Laennec coined the phrase mediate auscultation, (indirect listening) as opposed to the popular practice at the time of directly placing the ear on the chest (immediate auscultation). He named his instrument the stethoscope, from stethos (chest), and skopos (examination).

Not all doctors readily embraced the new stethoscope. Although the New England Journal of Medicine reported the invention of the stethoscope two years later, in 1821, as late as 1885 a professor of medicine stated, "He that hath ears to hear, let him use his ears and not a stethoscope." Even the founder of the American Heart Association, L. A. Connor (1866 - 1950) carried a silk handkerchief with him to place on the wall of the chest for ear auscultation.

Laennec often referred to the stethoscope as "the cylinder," and as he neared death only a few years later, he bequeathed his own stethoscope to his nephew, referring to it as "the greatest legacy of my life."

The modern binaural stethoscope with two ear pieces, was invented in 1851 by Arthur Leared. George Cammann perfected the design of the instrument for commercial production in 1852, which has become the standard ever since.

He developed the understanding of peritonitis and cirrhosis. Although the disease of cirrhosis was known, Laennec gave cirrhosis its name, using the Greek word (kirrhos, tawny) that referred to the tawny, yellow nodules characteristic of the disease.

He originated the term melanoma and described metastases of melanoma to the lungs.
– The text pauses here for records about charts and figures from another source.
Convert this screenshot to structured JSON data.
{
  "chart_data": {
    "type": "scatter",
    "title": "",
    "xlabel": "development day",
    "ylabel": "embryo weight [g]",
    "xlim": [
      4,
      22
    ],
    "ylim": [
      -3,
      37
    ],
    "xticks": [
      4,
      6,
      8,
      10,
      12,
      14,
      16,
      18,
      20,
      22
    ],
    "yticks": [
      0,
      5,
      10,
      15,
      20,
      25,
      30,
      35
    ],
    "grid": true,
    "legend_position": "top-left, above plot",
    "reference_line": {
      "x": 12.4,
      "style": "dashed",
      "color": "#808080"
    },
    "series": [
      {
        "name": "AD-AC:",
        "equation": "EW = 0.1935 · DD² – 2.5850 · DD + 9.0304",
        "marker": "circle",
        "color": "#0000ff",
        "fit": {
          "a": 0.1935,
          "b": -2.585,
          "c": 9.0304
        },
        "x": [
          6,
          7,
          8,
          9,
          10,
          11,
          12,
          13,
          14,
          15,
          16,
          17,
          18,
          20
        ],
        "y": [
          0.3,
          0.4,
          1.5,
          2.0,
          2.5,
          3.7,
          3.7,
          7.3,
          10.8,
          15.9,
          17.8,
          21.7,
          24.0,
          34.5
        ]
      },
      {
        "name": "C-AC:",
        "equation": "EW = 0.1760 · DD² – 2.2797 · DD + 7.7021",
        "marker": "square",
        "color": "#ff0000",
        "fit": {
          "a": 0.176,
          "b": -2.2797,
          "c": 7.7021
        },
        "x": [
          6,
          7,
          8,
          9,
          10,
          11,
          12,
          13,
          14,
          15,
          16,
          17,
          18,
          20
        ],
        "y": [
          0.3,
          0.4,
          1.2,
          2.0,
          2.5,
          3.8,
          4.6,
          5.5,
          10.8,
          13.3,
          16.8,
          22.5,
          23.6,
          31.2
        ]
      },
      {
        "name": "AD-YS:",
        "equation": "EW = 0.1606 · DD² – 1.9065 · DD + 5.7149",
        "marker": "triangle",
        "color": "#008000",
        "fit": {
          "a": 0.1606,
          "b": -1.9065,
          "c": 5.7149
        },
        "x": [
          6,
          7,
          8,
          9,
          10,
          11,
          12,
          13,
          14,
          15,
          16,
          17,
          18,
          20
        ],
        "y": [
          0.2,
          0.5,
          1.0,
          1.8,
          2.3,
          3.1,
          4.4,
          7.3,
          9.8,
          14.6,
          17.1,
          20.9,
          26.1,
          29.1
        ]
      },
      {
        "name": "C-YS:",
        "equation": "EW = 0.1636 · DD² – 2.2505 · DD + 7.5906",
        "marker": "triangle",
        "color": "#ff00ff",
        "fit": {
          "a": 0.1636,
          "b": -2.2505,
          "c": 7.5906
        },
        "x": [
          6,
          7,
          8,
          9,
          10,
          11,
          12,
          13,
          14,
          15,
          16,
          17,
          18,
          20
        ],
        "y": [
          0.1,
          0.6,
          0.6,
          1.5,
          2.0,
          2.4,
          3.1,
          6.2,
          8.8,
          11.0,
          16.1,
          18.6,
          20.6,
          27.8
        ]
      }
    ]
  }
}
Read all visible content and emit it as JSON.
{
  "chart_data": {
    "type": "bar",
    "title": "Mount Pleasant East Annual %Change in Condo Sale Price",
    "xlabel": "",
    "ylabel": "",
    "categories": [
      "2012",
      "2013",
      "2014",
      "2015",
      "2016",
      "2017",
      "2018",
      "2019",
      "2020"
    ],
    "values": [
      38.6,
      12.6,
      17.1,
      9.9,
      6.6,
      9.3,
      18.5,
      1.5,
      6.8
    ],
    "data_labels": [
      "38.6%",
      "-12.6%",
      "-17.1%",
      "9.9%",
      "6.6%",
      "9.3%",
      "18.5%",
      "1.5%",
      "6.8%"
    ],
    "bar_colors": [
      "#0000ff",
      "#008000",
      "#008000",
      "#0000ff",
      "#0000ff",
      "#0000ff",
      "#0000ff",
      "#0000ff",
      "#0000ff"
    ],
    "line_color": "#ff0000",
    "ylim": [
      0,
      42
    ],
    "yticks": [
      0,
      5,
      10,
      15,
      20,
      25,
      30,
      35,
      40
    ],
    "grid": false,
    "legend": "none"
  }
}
In 1804, while still a medical student, he was the first person to lecture on melanoma. This lecture was subsequently published in 1805. Laennec actually used the term 'melanose,' which he derived from the Greek (mela, melan) for "black." Over the years, there were bitter exchanges between Laennec and Dupuytren, the latter objecting that there was no mention of his work in this area and his role in its discovery.

He also studied tuberculosis. Ironically, his nephew Mériadec Laennec, is said to have diagnosed tuberculosis in Laennec using Laennec’s stethoscope.

Laennec advocated objective scientific observation. Professor Benjamin Ward Richardson stated in Disciples of Aesculapius that "the true student of medicine reads Laennec's treatise on mediate auscultation and the use of the stethoscope once in two years at least as long as he is in practice. It ranks with the original work of Vesalius, Harvey and Hippocrates."

  • Laennec's cirrhosis refers to the appearance of regenerated liver, comprising small lobules separated by a fine, fibrous tissue; Laennec's thrombus is an antenatal thrombus in the heart
  • Laennec's pearls refer to sputum produced by asthmatics.
  • Hamman's murmur, also known as Laënnec - Hamman symptom, Laënnec - Müller - von Bergmann - Hamman symptom, or Hamman's crunch is a crunching sound heard over the precordium due to spontaneous mediastinal emphysema.
  • At the Université Claude Bernard Lyon 1 one of the four medical schools is named after Laennec.
On the exterior wall of the "Hôpital Necker - Enfants Malades", where Laennec wrote Mediate auscultation, near the entrance of the hospital in 149, Rue de Sèvres, there is a marble memorial tablet with a graved portrait of Laennec and this inscription: "Dans cet hôpital Laennec découvrit l'auscultation. 1781 - 1826".